Little more than 1,000 TVM complaints were reported to the FDA from 2005 to 2007. As the number of procedures increased, however, so did TVM complications. According to the FDA, three times as many cases were reported in the following two years. In 2010 alone, more than 260,000 women had surgery for SUI, and 80 percent of those women were implanted with transvaginal mesh. And by 2011, the agency concluded that TVMs do not “improve symptomatic results or quality of life” after reviewing reports from 1996 to 2011 to assess how safe and effective the use of TVMs are in pelvic organ prolapse and SUI procedures.

“If there is any good news out of this mesh mess, I was told that the AMS manufacturer is settling most of the AMS transvaginal mesh lawsuits,” says Trudy.
She is correct: Endo Pharmaceuticals, the parent company of AMS, agreed in April 2014 to pay out about $830 million to settle a portion of the thousands of AMS lawsuits involving its mesh product, according to The Wall Street Journal. (Just three years after buying AMS, Endo has put the medical device company up for sale.)

Trudy was implanted with the AMS Sparc Sling, which eroded into bladder tissue and required three surgical attempts to remove it. “From what I understand, the mesh eroded into little bits and migrated to different parts of tissue and some of it is still inside me,” says Trudy. “I have no idea how many more surgeries I will need to get rid of it; I also read online that one woman required more than 20 surgeries to completely remove the mesh and another woman has had multiple surgeries but it can’t all be removed.”

The latter Trudy is referring to is Christine Scott: she was awarded a $5.5 million settlement against Bard’s Avaulta product. The mesh eroded into tissue within her vital pelvic organs, which means that the mesh can never be removed safely.

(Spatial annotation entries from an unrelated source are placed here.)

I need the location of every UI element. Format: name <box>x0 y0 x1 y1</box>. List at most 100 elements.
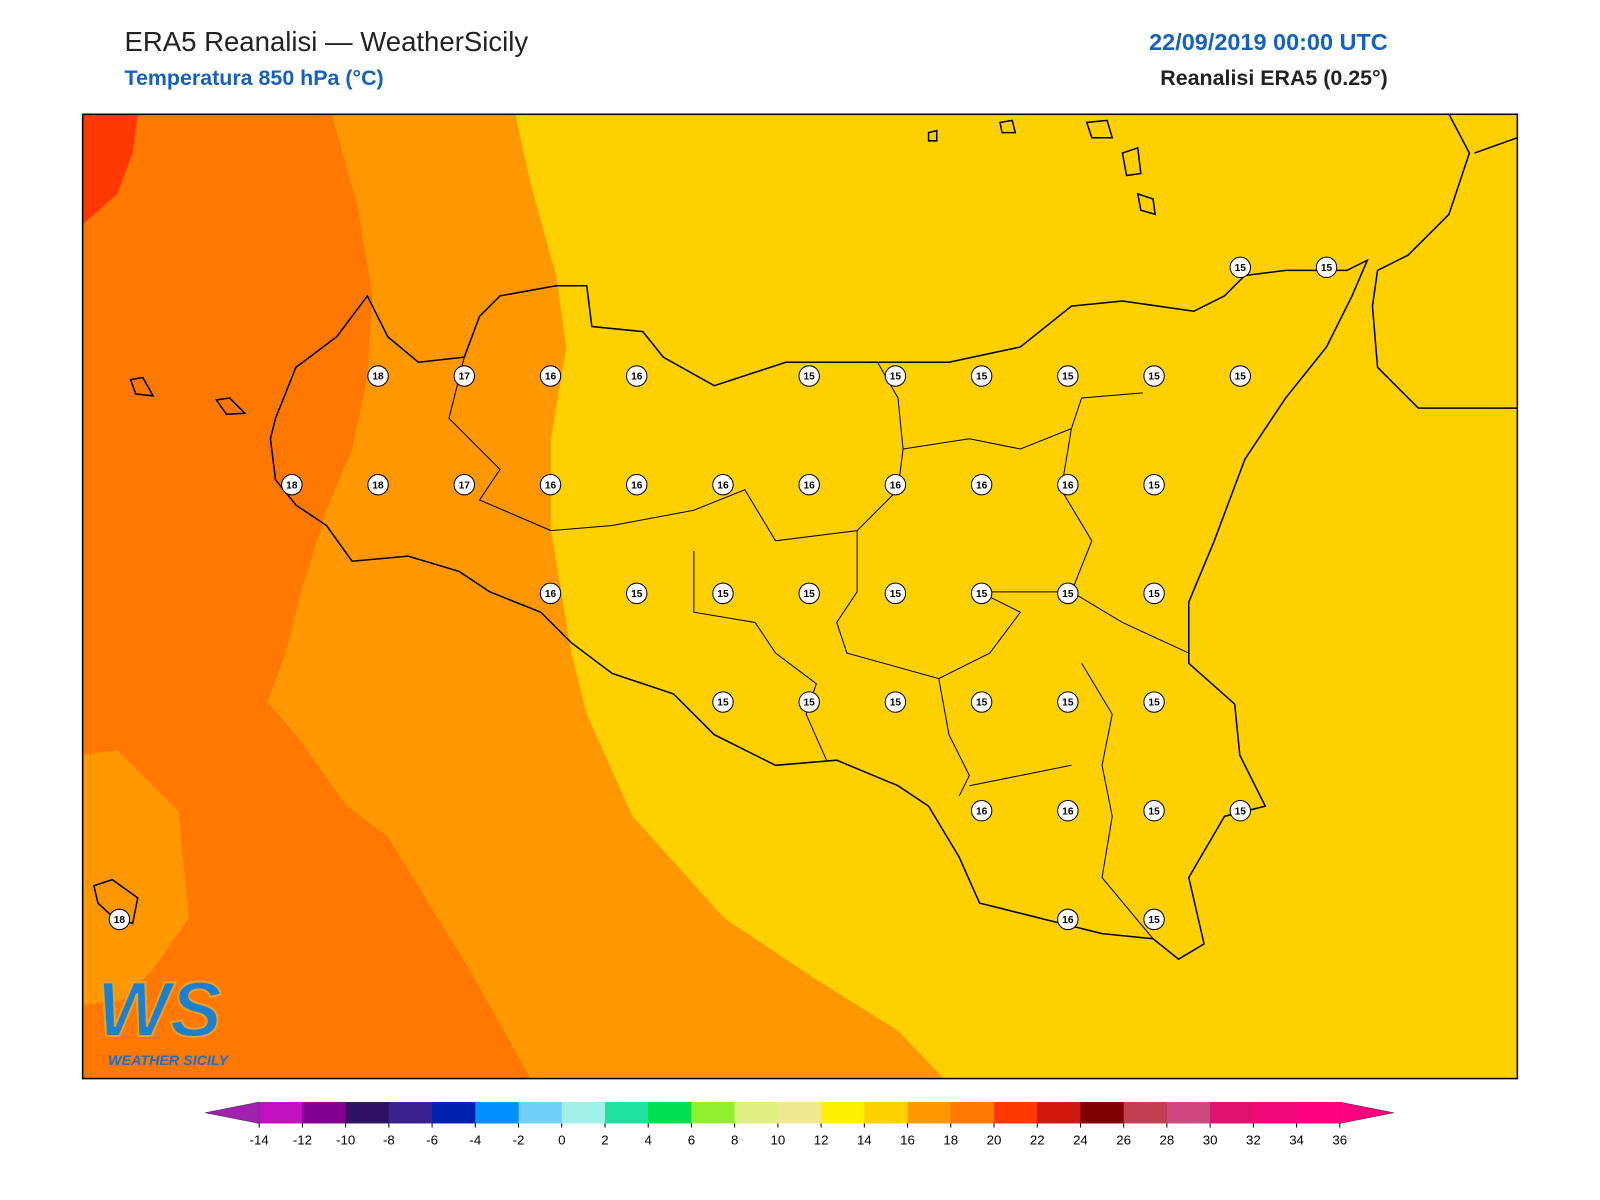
colorbar-swatch <box>388 1102 433 1124</box>
station-marker <box>884 691 907 713</box>
station-marker <box>1315 256 1338 279</box>
station-marker <box>1143 365 1165 387</box>
colorbar-swatch <box>648 1102 692 1124</box>
station-marker <box>884 365 907 387</box>
station-marker <box>970 365 993 387</box>
station-value: 17 <box>459 480 471 491</box>
station-marker <box>1143 691 1165 713</box>
colorbar-swatch <box>734 1102 779 1124</box>
colorbar-tick-label: 28 <box>1160 1132 1175 1147</box>
station-marker <box>626 582 648 605</box>
subtitle: Temperatura 850 hPa (°C) <box>124 66 383 90</box>
colorbar-tick-label: 4 <box>645 1132 652 1147</box>
colorbar-swatch <box>302 1102 347 1124</box>
colorbar-tick-label: 0 <box>558 1132 565 1147</box>
station-marker <box>1229 800 1252 822</box>
colorbar-tick-label: 14 <box>857 1132 872 1147</box>
colorbar-swatch <box>345 1102 390 1124</box>
colorbar-tick-label: 24 <box>1073 1132 1088 1147</box>
station-value: 18 <box>372 372 384 383</box>
station-marker <box>1143 582 1165 605</box>
contours <box>82 114 1518 1079</box>
station-value: 16 <box>976 806 988 817</box>
station-value: 16 <box>1062 480 1074 491</box>
title: ERA5 Reanalisi — WeatherSicily <box>124 26 528 57</box>
station-marker <box>884 473 907 496</box>
station-marker <box>970 800 993 822</box>
contour-fill <box>82 750 189 1006</box>
colorbar-over <box>1339 1101 1394 1124</box>
colorbar-swatch <box>1037 1102 1081 1124</box>
station-value: 15 <box>890 372 902 383</box>
colorbar-swatch <box>259 1102 303 1124</box>
station-value: 16 <box>890 480 902 491</box>
colorbar-swatch <box>821 1102 865 1124</box>
station-value: 18 <box>286 480 298 491</box>
sicily-coast <box>269 258 1369 961</box>
station-marker <box>1057 582 1079 605</box>
colorbar: -14 -12 -10 -8 -6 -4 -2 0 2 4 6 8 10 12 14 16 18 20 22 24 26… <box>205 1101 1394 1147</box>
station-marker <box>453 473 475 496</box>
colorbar-swatch <box>1123 1102 1168 1124</box>
logo-name: WEATHER SICILY <box>108 1053 229 1069</box>
station-value: 15 <box>1235 263 1247 274</box>
station-marker <box>626 473 648 496</box>
station-value: 16 <box>631 480 643 491</box>
colorbar-swatch <box>1210 1102 1254 1124</box>
colorbar-swatch <box>561 1102 606 1124</box>
station-value: 15 <box>890 589 902 600</box>
station-marker <box>1143 908 1165 931</box>
source: Reanalisi ERA5 (0.25°) <box>1160 66 1387 90</box>
station-marker <box>798 473 820 496</box>
station-value: 15 <box>717 698 729 709</box>
colorbar-swatch <box>1080 1102 1125 1124</box>
station-marker <box>1229 365 1252 387</box>
station-value: 15 <box>1148 372 1160 383</box>
station-marker <box>367 365 389 387</box>
station-marker <box>108 908 131 931</box>
map-frame <box>81 113 1519 1080</box>
colorbar-swatch <box>907 1102 952 1124</box>
station-value: 18 <box>372 480 384 491</box>
colorbar-tick-label: -6 <box>426 1132 438 1147</box>
date: 22/09/2019 00:00 UTC <box>1149 29 1388 55</box>
station-marker <box>539 365 562 387</box>
colorbar-swatch <box>432 1102 476 1124</box>
station-value: 17 <box>459 372 471 383</box>
station-value: 15 <box>1148 915 1160 926</box>
station-value: 15 <box>1062 589 1074 600</box>
colorbar-tick-label: 2 <box>601 1132 608 1147</box>
station-value: 15 <box>1235 372 1247 383</box>
station-value: 15 <box>1148 480 1160 491</box>
contour-fill <box>82 114 531 1079</box>
coastlines <box>92 114 1518 961</box>
colorbar-under <box>205 1101 260 1124</box>
logo-mark: WS <box>97 967 222 1053</box>
station-value: 16 <box>976 480 988 491</box>
station-value: 15 <box>631 589 643 600</box>
islands <box>92 119 1157 925</box>
colorbar-tick-label: 36 <box>1332 1132 1347 1147</box>
station-value: 16 <box>804 480 816 491</box>
station-marker <box>626 365 648 387</box>
colorbar-tick-label: 30 <box>1203 1132 1218 1147</box>
logo: WS WEATHER SICILY <box>96 966 230 1069</box>
calabria-coast <box>1371 114 1518 409</box>
station-marker <box>539 582 562 605</box>
station-value: 15 <box>1321 263 1333 274</box>
station-value: 16 <box>1062 915 1074 926</box>
station-value: 18 <box>114 915 126 926</box>
provinces <box>448 357 1189 940</box>
colorbar-swatch <box>777 1102 822 1124</box>
colorbar-swatch <box>950 1102 995 1124</box>
station-marker <box>970 691 993 713</box>
station-value: 16 <box>717 480 729 491</box>
colorbar-tick-label: -12 <box>293 1132 312 1147</box>
colorbar-tick-label: -10 <box>336 1132 355 1147</box>
station-value: 16 <box>631 372 643 383</box>
station-marker <box>1057 908 1079 931</box>
station-marker <box>1057 800 1079 822</box>
colorbar-tick-label: 6 <box>688 1132 695 1147</box>
colorbar-swatch <box>604 1102 649 1124</box>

“Although $5 million seems like a lot of money, it can’t bring back your quality of life,” says Trudy. “I haven’t been able to have sexual intercourse with my partner because it hurts so much, and it hurts him because he can feel a piece of this mesh protruding from my vaginal wall. I’ve been going to a pain management clinic for several years, but that’s like putting a band-aid on a bullet wound. No amount of money will be enough to make me, and countless other women with AMS mesh complications, better again.”